Inspired by the hair structures occur in nature at different scales with multiple functionalities, Cilllia looks at new ways of 3D printing dense hair on flat and curved surfaces. It allows users to design and generate hair geometry at 50 micrometer resolution and assign various functionalities to the hair, such as mechanical adhesion property; new passive actuation and touch sensing on a 3D printed artifact. The project envisions a future where physical materials’ properties and functions, whether eletrical or mechanical can be encoded in the material fabrication process directly by users.
Jifei Ou (欧冀飞) is a designer, researcher and PhD candidate at the MIT Media Lab, where he focuses on designing and fabricating transformable materials across scales (from μm to m). Physical materials are usually considered as static, passive, and permanent. Jifei is interested in finding ways to redesign physical materials with the characteristics of digital information, such as the ability to change shape and and to be programmable. Such new materials could be used to construct a responsive living environment, accelerate the process of design and manufacturing, and enhance our existing interaction with products.

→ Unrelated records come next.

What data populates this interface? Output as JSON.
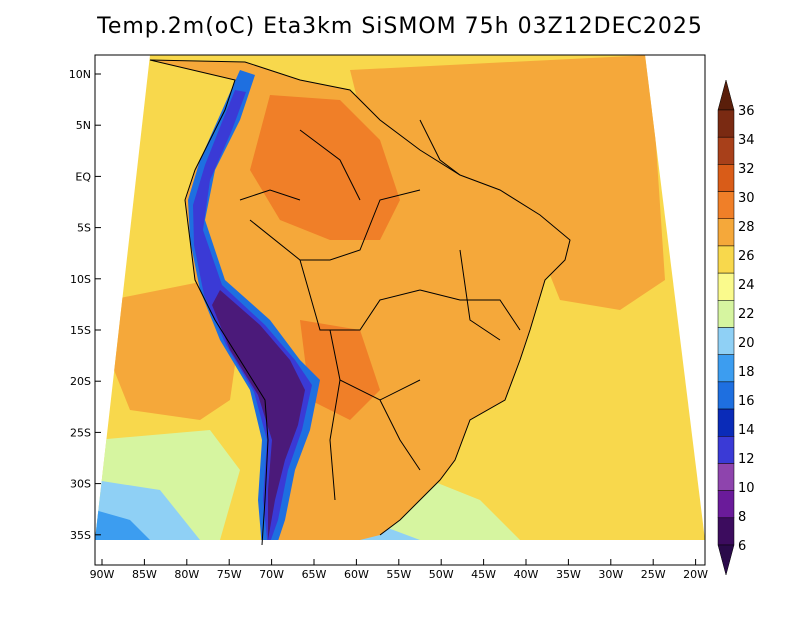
{
  "title": "Temp.2m(oC) Eta3km SiSMOM 75h 03Z12DEC2025",
  "lat_labels": [
    "10N",
    "5N",
    "EQ",
    "5S",
    "10S",
    "15S",
    "20S",
    "25S",
    "30S",
    "35S"
  ],
  "lon_labels": [
    "90W",
    "85W",
    "80W",
    "75W",
    "70W",
    "65W",
    "60W",
    "55W",
    "50W",
    "45W",
    "40W",
    "35W",
    "30W",
    "25W",
    "20W"
  ],
  "colorbar": {
    "labels": [
      "6",
      "8",
      "10",
      "12",
      "14",
      "16",
      "18",
      "20",
      "22",
      "24",
      "26",
      "28",
      "30",
      "32",
      "34",
      "36"
    ],
    "colors": [
      "#3c0c5e",
      "#6a1b9a",
      "#8e44ad",
      "#3a3ad6",
      "#0a2bb8",
      "#1e6fe0",
      "#3c9df0",
      "#8fd0f5",
      "#d6f5a0",
      "#fafa8c",
      "#f8d84c",
      "#f5a83a",
      "#f07f28",
      "#d95c18",
      "#a8401a",
      "#7a2a12"
    ],
    "low_arrow_color": "#2a0a4a",
    "high_arrow_color": "#5a1e0a"
  },
  "map_colors": {
    "ocean_warm": "#f5a83a",
    "ocean_mild": "#f8d84c",
    "ocean_cool": "#fafa8c",
    "ocean_cold": "#d6f5a0",
    "ocean_colder": "#8fd0f5",
    "ocean_coldest": "#3c9df0",
    "land_hot": "#f07f28",
    "land_warm": "#f5a83a",
    "andes_cold": "#3a3ad6",
    "andes_coldest": "#4b1a7a",
    "andes_mid": "#1e6fe0"
  }
}
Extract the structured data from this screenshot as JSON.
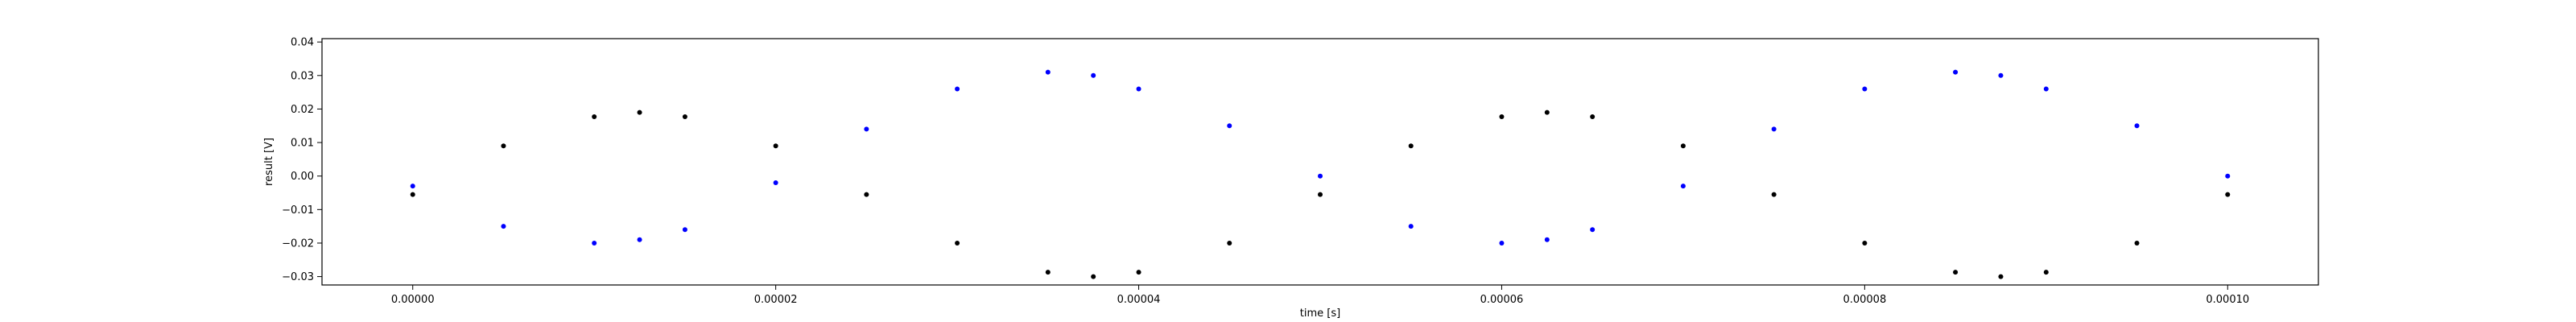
{
  "chart_data": {
    "type": "scatter",
    "xlabel": "time [s]",
    "ylabel": "result [V]",
    "xlim": [
      -5e-06,
      0.000105
    ],
    "ylim": [
      -0.0325,
      0.041
    ],
    "xticks": [
      {
        "value": 0.0,
        "label": "0.00000"
      },
      {
        "value": 2e-05,
        "label": "0.00002"
      },
      {
        "value": 4e-05,
        "label": "0.00004"
      },
      {
        "value": 6e-05,
        "label": "0.00006"
      },
      {
        "value": 8e-05,
        "label": "0.00008"
      },
      {
        "value": 0.0001,
        "label": "0.00010"
      }
    ],
    "yticks": [
      {
        "value": -0.03,
        "label": "−0.03"
      },
      {
        "value": -0.02,
        "label": "−0.02"
      },
      {
        "value": -0.01,
        "label": "−0.01"
      },
      {
        "value": 0.0,
        "label": "0.00"
      },
      {
        "value": 0.01,
        "label": "0.01"
      },
      {
        "value": 0.02,
        "label": "0.02"
      },
      {
        "value": 0.03,
        "label": "0.03"
      },
      {
        "value": 0.04,
        "label": "0.04"
      }
    ],
    "grid": false,
    "series": [
      {
        "color": "#000000",
        "marker": "dot",
        "x": [
          0,
          5e-06,
          1e-05,
          1.25e-05,
          1.5e-05,
          2e-05,
          2.5e-05,
          3e-05,
          3.5e-05,
          3.75e-05,
          4e-05,
          4.5e-05,
          5e-05,
          5.5e-05,
          6e-05,
          6.25e-05,
          6.5e-05,
          7e-05,
          7.5e-05,
          8e-05,
          8.5e-05,
          8.75e-05,
          9e-05,
          9.5e-05,
          0.0001
        ],
        "y": [
          -0.0055,
          0.009,
          0.0177,
          0.019,
          0.0177,
          0.009,
          -0.0055,
          -0.02,
          -0.0287,
          -0.03,
          -0.0287,
          -0.02,
          -0.0055,
          0.009,
          0.0177,
          0.019,
          0.0177,
          0.009,
          -0.0055,
          -0.02,
          -0.0287,
          -0.03,
          -0.0287,
          -0.02,
          -0.0055
        ]
      },
      {
        "color": "#0000ff",
        "marker": "dot",
        "x": [
          0,
          5e-06,
          1e-05,
          1.25e-05,
          1.5e-05,
          2e-05,
          2.5e-05,
          3e-05,
          3.5e-05,
          3.75e-05,
          4e-05,
          4.5e-05,
          5e-05,
          5.5e-05,
          6e-05,
          6.25e-05,
          6.5e-05,
          7e-05,
          7.5e-05,
          8e-05,
          8.5e-05,
          8.75e-05,
          9e-05,
          9.5e-05,
          0.0001
        ],
        "y": [
          -0.003,
          -0.015,
          -0.02,
          -0.019,
          -0.016,
          -0.002,
          0.014,
          0.026,
          0.031,
          0.03,
          0.026,
          0.015,
          0.0,
          -0.015,
          -0.02,
          -0.019,
          -0.016,
          -0.003,
          0.014,
          0.026,
          0.031,
          0.03,
          0.026,
          0.015,
          0.0
        ]
      }
    ]
  }
}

As much as his work is informed by digital technology, he is inspired in equal measure by the natural world around him. He has been leading projects that study bio-mimicry and bio-derived materials to design shape-changing packaging, garments and furniture. An adventurer at heart, Jifei was born and raised in southwest China and has brought his design practice and scientific research to Asia, Europe and the U.S. His works have been published in academic conferences such as User Interface Software and Technology (UIST, 2013 & 2016), Tangible Embodied and Embedded Interaction (TEI, 2014 & 2016) and Computer-Human Interaction (CHI, 2015 & 2016); interviewed and featured in publications such as Forbes, Discovery and Science Friday; awarded by design competitions such as A’ Design Award (2016), IXDA award (2016), CORE77 design award (2015), iF design award (2015), etc. He has been organizing workshops on shape-shifting materials with researchers, high school students and artists around the world. He is also deeply involved in the manufacturing community in Shenzhen in order to facilitate the real world application of his research. Jifei holds an MS from the MIT Media Lab and a Diplom in Design from the Offenbach University of Art and Design in Germany.
The Tangible Media Group at MIT Media Lab explores the Tangible Bits & Radical Atoms visions to seamlessly couple the dual world of bits and atoms by giving dynamic physical form to digital information and computation. To address this challenge, we presented our new vision, “Radical Atoms”, in 2012. Radical Atoms takes a leap beyond Tangible Bits by assuming a hypothetical generation of materials that can change form and appearance dynamically, becoming as reconfigurable as pixels on a screen. Radical Atoms is a computationally transformable and reconfigurable material that is bidirectionally coupled with an underlying digital model (bits) so that dynamic changes of physical form can be reflected in digital states in real time, and vice versa. Radical Atoms is the future material that can transform their shape, conform to constraints, and inform the users of their affordances. Radical Atoms is a vision for the future of human-material interaction, in which all digital information has a physical manifestation so that we can interact directly with it. We no longer think of designing the interface, but rather of the interface itself as material. We may call it “Material User Interface (MUI).”